These words we shouldn’t pronounce

liberte d'expression

These words like the “n” word

A word that navigates between the blacklist and freedom of expression. A word that evokes in some the slavery of a people. A word that hurts too much. What can be said of this word when its context is educational or when the intention is to understand? What can we say about the “n” word when we express it with tact to shed light on a harmful history we must avoid repeating at all costs?

What about the “b” word?

The word that millions of men use to compare women to nothing less than a female dog. This “b” word, so denigrating, has become so common in everyday parlance that we no longer even grasp the full weight of the offence it causes. Worse still, even women use it among themselves to crush each other rather than stand in solidarity against this oppression. What about this word that drags nothing but hatred in its wake?

What about the “f” word?

A word with which Anglophones have long denigrated Francophones in this bilingual country? Equally infused with hatred, it has settled in our everyday vocabulary like a bad joke – regardless of how harming it is to the person who received it like a slap in the face.

What about the French Canadian “t” word?

That word which for my mother, her generation and a few others after her was the worst swearword one could utter – a mortal sin, at the time. Yet Quebec remains the only nation in the world where “church words” are blasphemous when used out of context. “But it’s like saying ‘pew’ or ‘table’,” said a Dutch friend who was taken aback by how ridiculous it sounded to him.

It’s about context

One word alone does not live.

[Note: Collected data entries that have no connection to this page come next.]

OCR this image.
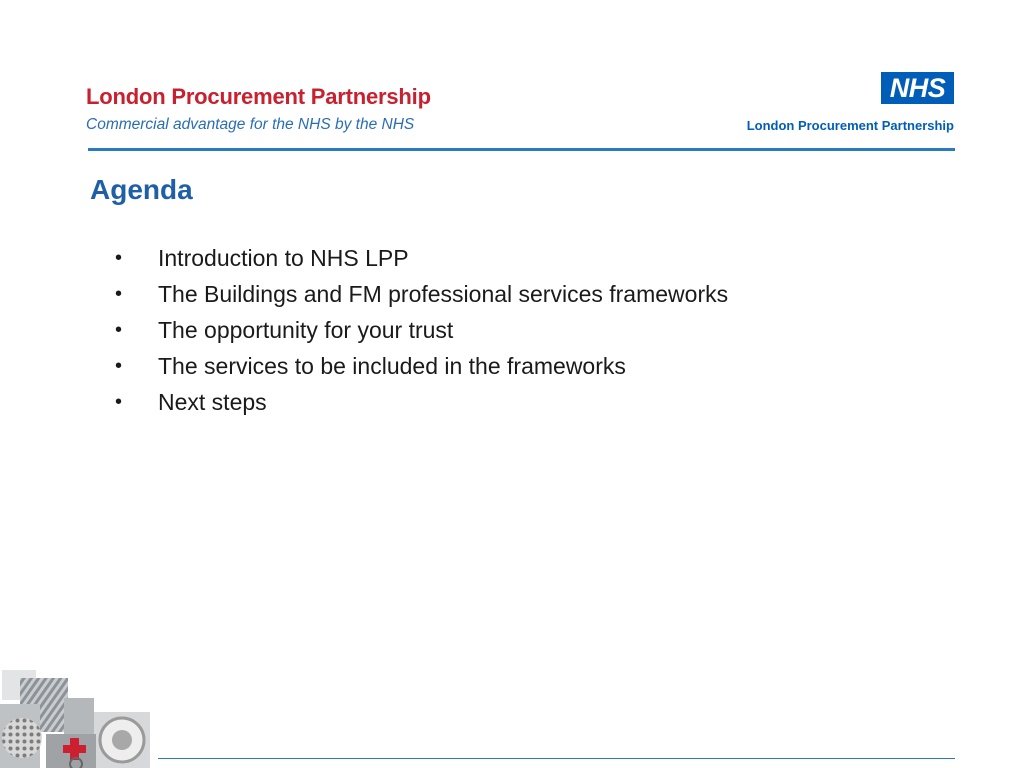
London Procurement Partnership
Commercial advantage for the NHS by the NHS
NHS
London Procurement Partnership
Agenda
•	Introduction to NHS LPP
•	The Buildings and FM professional services frameworks
•	The opportunity for your trust
•	The services to be included in the frameworks
•	Next steps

It requires a context, an intention. When words in “n”, in “b”, in “f” or in “t” are infused with hatred or spat out to offend, certainly we should rise against it. But when pronounced to explain or educate so that the history they carry does not repeat itself, then verbalizing these words is essential.

Must we bring back the blacklist?

Must we regress by a few centuries to revive the blacklist? Or worse, penalize the use of these words? Imagine a list of words that no one is allowed to pronounce under penalty of [insert the sentence of your choice]? I see an absurd dystopia taking shape… I can imagine Atwood’s Gilead in The Handmaid’s Tale, where a woman who dares to read the Bible gets her finger amputated.

When we promote extremes on either side, we create exclusivity, which goes against our quest for inclusion and diversity. Let’s avoid extremes and, instead, aim to be part of the solution.